A St. Louis plastic surgeon has been cleared in a St. Clair County medical malpractice case that took jurors about four hours to decide.

Tiffany Shanklin, 26, of East St. Louis sued Dr. Stanley Librach in 2003 over complications from a medically-necessary breast reduction surgery performed in 2001.

Shanklin, who was 19 at the time the procedure took place at Touchette Hospital in East St. Louis, claimed Librach failed to properly perform a skin graft.

The hospital had also been named as a defendant, but was later dismissed from the case.

"A nurse…told Plaintiff Tiffany Shanklin that her surgery and/or after care were 'messed up,'" stated Shanklin's complaint.

Among other things, she also claimed she had been released from the hospital while her wounds were still open, sore and infected.

Her suit stated Librach, "dissected the superior breast flaps up to the clavicles above, which was hazardous to the residual blood supply...," and, "failed to see/examine plaintiff for one week post-surgery during which time plaintiff suffered a dehiscence of the vertical incision of the left breast with breast skin loss."

Shanklin was represented by Bill Walker of Granite City.
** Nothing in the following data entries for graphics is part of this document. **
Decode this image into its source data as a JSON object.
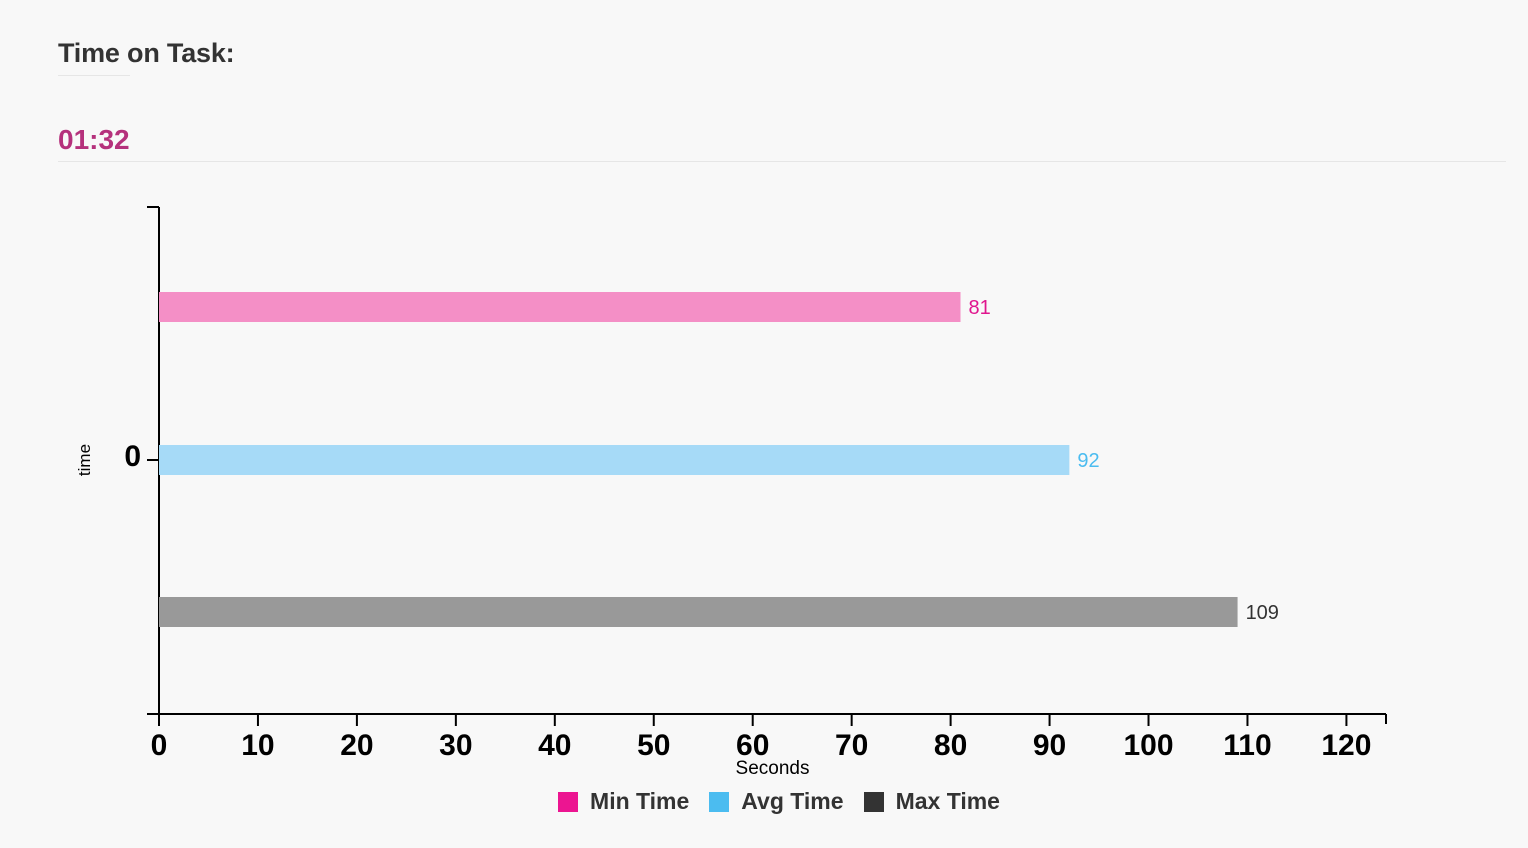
{
  "header": {
    "title": "Time on Task:",
    "value": "01:32"
  },
  "colors": {
    "accent": "#b5317c",
    "axis": "#000000"
  },
  "chart_data": {
    "type": "bar",
    "orientation": "horizontal",
    "title": "",
    "xlabel": "Seconds",
    "ylabel": "time",
    "categories": [
      "0"
    ],
    "xlim": [
      0,
      124
    ],
    "xticks": [
      0,
      10,
      20,
      30,
      40,
      50,
      60,
      70,
      80,
      90,
      100,
      110,
      120
    ],
    "grid": false,
    "legend_position": "bottom-center",
    "series": [
      {
        "name": "Min Time",
        "values": [
          81
        ],
        "bar_color": "#f48fc6",
        "label_color": "#e0158e",
        "legend_color": "#ec1591"
      },
      {
        "name": "Avg Time",
        "values": [
          92
        ],
        "bar_color": "#a6daf7",
        "label_color": "#4bbcf0",
        "legend_color": "#4bbcf0"
      },
      {
        "name": "Max Time",
        "values": [
          109
        ],
        "bar_color": "#999999",
        "label_color": "#333333",
        "legend_color": "#333333"
      }
    ]
  }
}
He had asked jurors to award his client between $400,000 to $1 million.

Librach was represented by James Neville and Luke Dalton of Neville, Richards & Wuller in Belleville.

Dalton said the defense argued that Librach did comply with standards of care "at all times."

"Skin loss is a complication even under the best of care," Dalton said.

Neville said he believes the jurors did a thorough job of going over their instructions and concluded that the plaintiff "did not meet her burden of proof."

"What jurors ultimately concluded, and this is my surmise, is that this patient unfortunately had a loss of skin that can happen with the best of surgical techniques," he said. "It has happened to even the most experienced (surgeons). Those are things that can happen."

He said one of the significant moments in the four-day trial happened when the plaintiff's medical expert testified that the complications suffered by Shanklin had happened to him two or three times.

"Each time, he felt he had not deviated from the standard of care," Neville said. "It was just a complication.

"But when it happened to her it was not a complication, it was a malpractice."

St. Clair County Circuit Court Judge Patrick Young presided at trial that concluded Dec. 4.